La météo le jour du vote: une danse de la pluie pour Harper?

Quand les partis sont nez-à-nez, la météo le jour du scrutin est suffisante pour faire pencher la balance d'un bord plutôt que l'autre.

Tout le monde est d'accord : le taux de participation aux élections dépend des conditions météorologiques le jour du scrutin. Si la météo ne coopère pas, le transport des personnes est affecté. La bonne question à se poser est de savoir dans quelles proportions au juste la météo influence la participation électorale. La question n'est pas banale. Quand les partis sont nez-à-nez, la météo le jour du scrutin est suffisante pour faire pencher la balance d'un bord plutôt que l'autre. Parlez-en à Al Gore, le candidat à la présidence des États-Unis qui a perdu ses élections à cause de la pluie aux mains de George Bush en 2000.

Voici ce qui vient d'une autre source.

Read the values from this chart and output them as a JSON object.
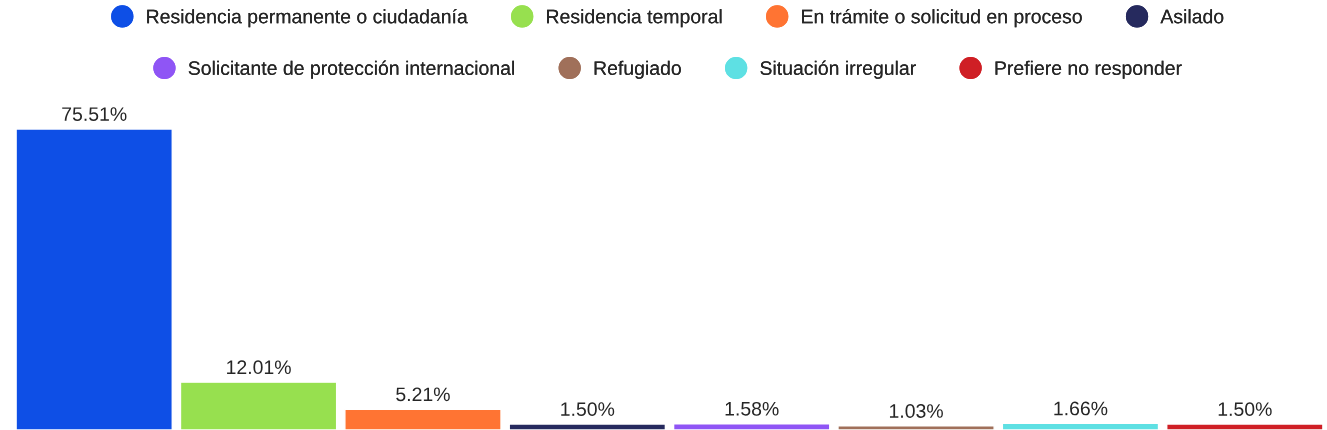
{
  "chart_data": {
    "type": "bar",
    "stacked": true,
    "categories": [
      null,
      null,
      null,
      null,
      null,
      null,
      null,
      null
    ],
    "series": [
      {
        "name": "Residencia permanente o ciudadanía",
        "color": "#0e4fe6",
        "values": [
          75.51,
          null,
          null,
          null,
          null,
          null,
          null,
          null
        ],
        "value_labels": [
          "75.51%",
          null,
          null,
          null,
          null,
          null,
          null,
          null
        ]
      },
      {
        "name": "Residencia temporal",
        "color": "#97e04f",
        "values": [
          null,
          12.01,
          null,
          null,
          null,
          null,
          null,
          null
        ],
        "value_labels": [
          null,
          "12.01%",
          null,
          null,
          null,
          null,
          null,
          null
        ]
      },
      {
        "name": "En trámite o solicitud en proceso",
        "color": "#ff7433",
        "values": [
          null,
          null,
          5.21,
          null,
          null,
          null,
          null,
          null
        ],
        "value_labels": [
          null,
          null,
          "5.21%",
          null,
          null,
          null,
          null,
          null
        ]
      },
      {
        "name": "Asilado",
        "color": "#262a5e",
        "values": [
          null,
          null,
          null,
          1.5,
          null,
          null,
          null,
          null
        ],
        "value_labels": [
          null,
          null,
          null,
          "1.50%",
          null,
          null,
          null,
          null
        ]
      },
      {
        "name": "Solicitante de protección internacional",
        "color": "#8f55f5",
        "values": [
          null,
          null,
          null,
          null,
          1.58,
          null,
          null,
          null
        ],
        "value_labels": [
          null,
          null,
          null,
          null,
          "1.58%",
          null,
          null,
          null
        ]
      },
      {
        "name": "Refugiado",
        "color": "#a0705a",
        "values": [
          null,
          null,
          null,
          null,
          null,
          1.03,
          null,
          null
        ],
        "value_labels": [
          null,
          null,
          null,
          null,
          null,
          "1.03%",
          null,
          null
        ]
      },
      {
        "name": "Situación irregular",
        "color": "#5ee0e3",
        "values": [
          null,
          null,
          null,
          null,
          null,
          null,
          1.66,
          null
        ],
        "value_labels": [
          null,
          null,
          null,
          null,
          null,
          null,
          "1.66%",
          null
        ]
      },
      {
        "name": "Prefiere no responder",
        "color": "#cf1f25",
        "values": [
          null,
          null,
          null,
          null,
          null,
          null,
          null,
          1.5
        ],
        "value_labels": [
          null,
          null,
          null,
          null,
          null,
          null,
          null,
          "1.50%"
        ]
      }
    ],
    "legend": "top",
    "tick_labels": false
  }
}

Les élections présidentielles américaines de 2000 sont passées à l'histoire. Les partisans de Gore ont accusé Bush d'avoir volé la Maison Blanche. Lors du vote, tout s'est joué en Floride. Si Al Gore avait remporté cet État, la présidence lui était assurée. Or, il a plu le jour de l'élection sur tout le nord de la Floride. Ces précipitations ont joué contre les démocrates en diminuant la participation électorale de la classe moyenne et des bas salariés. Le vote de ces électeurs est acquis généralement aux démocrates. Bush a été élu président. L'année suivante, les États-Unis se sont lancés dans une suite de guerres aussi désastreuses que coûteuses au nom de la sécurité nationale. Si Al Gore avait été au pouvoir, aurait-il réagi de la même manière? Impossible à savoir. Mais ce qui fait réfléchir, c'est de réaliser comment la pluie dans un endroit quelconque est capable d'influencer le sort du monde...

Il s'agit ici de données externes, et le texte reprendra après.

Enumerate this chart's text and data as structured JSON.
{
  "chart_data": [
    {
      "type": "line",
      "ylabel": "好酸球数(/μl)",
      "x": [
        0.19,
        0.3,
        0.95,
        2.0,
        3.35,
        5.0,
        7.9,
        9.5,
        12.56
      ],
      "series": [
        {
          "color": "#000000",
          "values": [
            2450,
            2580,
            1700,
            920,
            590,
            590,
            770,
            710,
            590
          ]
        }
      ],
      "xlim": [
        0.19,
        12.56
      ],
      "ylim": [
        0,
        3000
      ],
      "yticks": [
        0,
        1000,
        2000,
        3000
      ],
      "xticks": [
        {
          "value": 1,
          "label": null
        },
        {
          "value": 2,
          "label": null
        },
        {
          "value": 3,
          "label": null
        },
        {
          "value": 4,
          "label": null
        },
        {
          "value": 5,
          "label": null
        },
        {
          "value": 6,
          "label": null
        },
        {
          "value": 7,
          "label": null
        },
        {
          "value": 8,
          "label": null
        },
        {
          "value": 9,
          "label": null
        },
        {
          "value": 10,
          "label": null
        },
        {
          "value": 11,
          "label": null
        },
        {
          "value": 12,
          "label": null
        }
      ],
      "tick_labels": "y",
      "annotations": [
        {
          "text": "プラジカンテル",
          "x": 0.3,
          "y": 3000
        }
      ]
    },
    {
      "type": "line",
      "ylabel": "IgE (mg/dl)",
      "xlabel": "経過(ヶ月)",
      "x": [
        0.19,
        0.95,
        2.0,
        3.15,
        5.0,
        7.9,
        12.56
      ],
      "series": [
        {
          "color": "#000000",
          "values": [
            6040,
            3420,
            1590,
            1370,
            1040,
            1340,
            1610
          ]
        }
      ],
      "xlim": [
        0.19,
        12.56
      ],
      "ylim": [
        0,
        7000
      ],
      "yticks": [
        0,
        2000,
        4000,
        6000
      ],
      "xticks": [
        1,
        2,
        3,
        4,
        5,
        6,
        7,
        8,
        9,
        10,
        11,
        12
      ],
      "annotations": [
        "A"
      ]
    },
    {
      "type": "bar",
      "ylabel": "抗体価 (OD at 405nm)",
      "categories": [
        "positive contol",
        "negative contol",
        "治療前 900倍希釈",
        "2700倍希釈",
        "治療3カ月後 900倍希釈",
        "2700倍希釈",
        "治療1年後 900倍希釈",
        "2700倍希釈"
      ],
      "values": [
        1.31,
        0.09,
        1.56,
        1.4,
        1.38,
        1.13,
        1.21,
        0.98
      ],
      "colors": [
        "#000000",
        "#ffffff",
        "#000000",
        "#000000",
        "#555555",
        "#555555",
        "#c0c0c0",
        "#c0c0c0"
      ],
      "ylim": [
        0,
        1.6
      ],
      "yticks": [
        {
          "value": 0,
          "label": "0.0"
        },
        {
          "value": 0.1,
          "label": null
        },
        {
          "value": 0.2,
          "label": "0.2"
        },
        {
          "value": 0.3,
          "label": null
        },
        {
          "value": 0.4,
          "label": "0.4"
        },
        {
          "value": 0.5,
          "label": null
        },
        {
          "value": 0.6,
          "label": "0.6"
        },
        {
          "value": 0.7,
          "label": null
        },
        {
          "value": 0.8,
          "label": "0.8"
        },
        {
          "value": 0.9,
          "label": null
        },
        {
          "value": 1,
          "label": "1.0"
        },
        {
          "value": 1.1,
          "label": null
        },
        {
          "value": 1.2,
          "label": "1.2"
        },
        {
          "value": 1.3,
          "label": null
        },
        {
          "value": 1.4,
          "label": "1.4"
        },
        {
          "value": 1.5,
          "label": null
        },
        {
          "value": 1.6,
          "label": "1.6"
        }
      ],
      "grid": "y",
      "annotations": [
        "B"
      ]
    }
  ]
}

Pour beaucoup de travailleurs à faible revenu, il est difficile de se libérer du boulot pour aller voter. Les patrons ne sont pas tous accommodants. Il faut faire la file pour prendre l'autobus ou le métro, puis faire la file pour voter. Si en plus, il fait froid, s'il pleut ou s'il fait tempête, s'absenter du travail pour aller voter devient moins tentant. En général, ces circonstances favorisent le vote d'électeurs de statut socio-économique plus élevé, ceux qui peuvent se libérer du travail plus facilement, ou qui sont plus mobiles, car ils possèdent un ou deux véhicules. Traditionnellement, ces électeurs votent à droite. Cet effet de la météo sur un électeur est très faible. Mais quand les électeurs sont des millions à voter, l'effet est mesurable. Aux États-Unis, pour chaque pouce de pluie (25 mm) le jour de l'élection, le taux de participation tombe de 1%. Pour un pouce de neige, le taux descend de 5%.

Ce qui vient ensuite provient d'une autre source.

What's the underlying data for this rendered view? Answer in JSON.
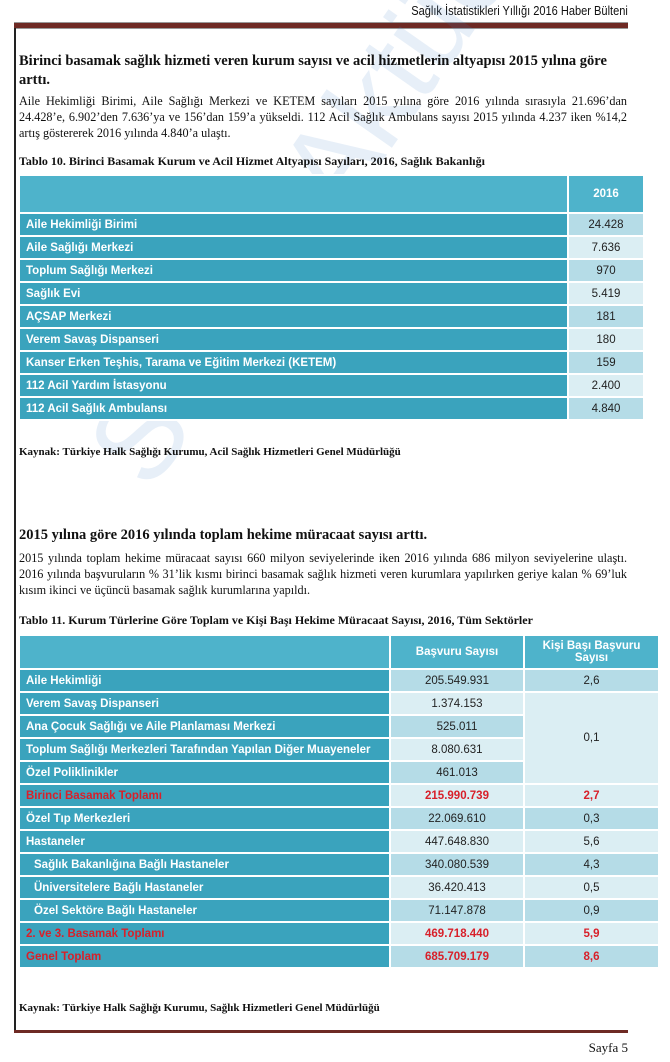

La météo affecte aussi les électeurs au niveau émotif. Très peu d'études ont étudié cet aspect. Certaines recherches suggèrent que la météo affecte les humeurs, et du coup, les comportements. Des expérimentations ont même conclu que le mauvais temps semble induire une aversion pour le risque, alors que le beau temps a un effet contraire. Sur la base de ces conclusions, le Parti québécois devrait peut-être revoir sa liste de conditions gagnantes pour y rajouter la présence de beau temps le jour du référendum. De son côté, Stephen Harper aurait intérêt à utiliser les derniers jours de campagne pour apprendre une pratique autochtone aussi ancienne que l'art de la politique s'il veut gagner ses élections : la danse de la pluie!